Rich Armstrong, a regional sales representative for a steel manufacturer, said he is still in awe at the reaction of his dog “Emma” when his wheel chair was knocked over and into her as they were preparing to see a movie at a McHenry Avenue theater in Modesto.

He said it was an eerie feeling “when you look at that bumper and realize it is not going to stop.”
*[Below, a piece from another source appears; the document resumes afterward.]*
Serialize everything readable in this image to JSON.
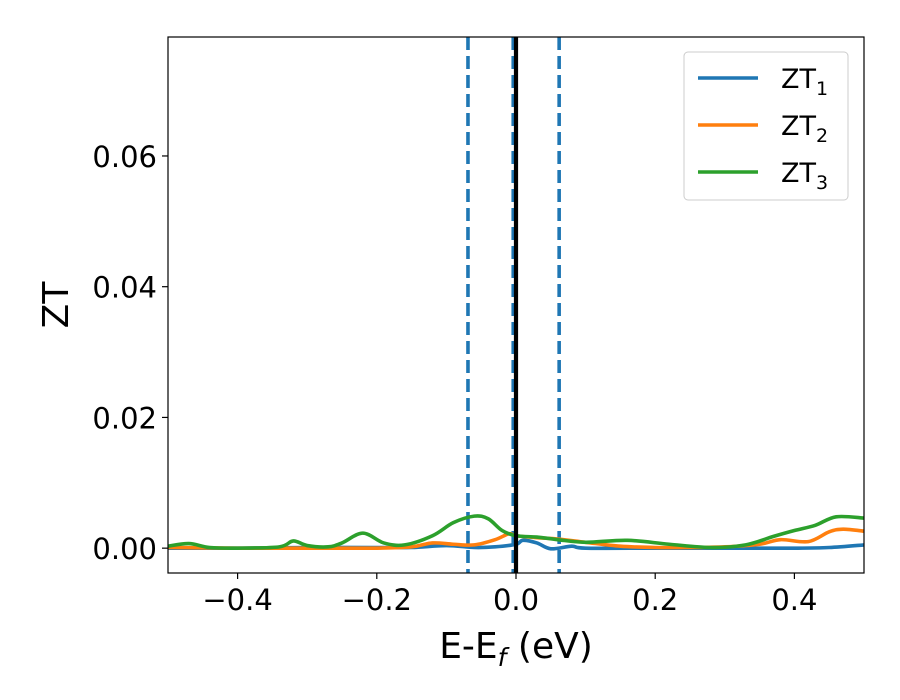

Armstrong said he told his wife Kayo to go ahead into the show, buy the tickets and popcorn and he would take their dog to an empty lot to relieve herself.  He explained that the young driver of the truck had sun in his eyes and never saw them until they were knocked to the pavement.

Emma just took off running, he said, and didn’t stop until she had dashed up the side of the building, through a crowd of people and into the lobby where she found “her mom” Kayo Armstrong standing in line to buy popcorn.  She instinctively knew she had to get help.

When she saw her dog run up to her she remembers saying, “Where’s daddy?”  The two of them ran out the front of the theater and Emma led her to the accident scene.

“I was so stunned and I didn’t know where he was and people were asking me if that was my dog running to me.   We found him lying on the pavement around the corner of the building,” she said.  “If Emma had been on the other side of the wheelchair it would have been horrible.”

Armstrong said Emma knows some 40 on-leash commands adding that she has never been trained to react to any off-leash commands or scenarios.  He added that her reaction was a total surprise to him.    

Only 35 percent of the certified dogs make it through training without being faulted for even the simplest of errors such as chasing a cat on sight.  

Armstrong was transported by ambulance to a Modesto hospital where he was treated and released.  It was necessary for him to be x-rayed since he has no feeling below the waist, he said.  That was the only way to determine if he had any broken bones from the incident, he added.

The loss of the use of his legs was the result of a motorcycle accident some five years ago when someone cut in front of him, he said.

Kayo Armstrong is the executive director of the Del Webb Woodbridge Owners Association in Manteca.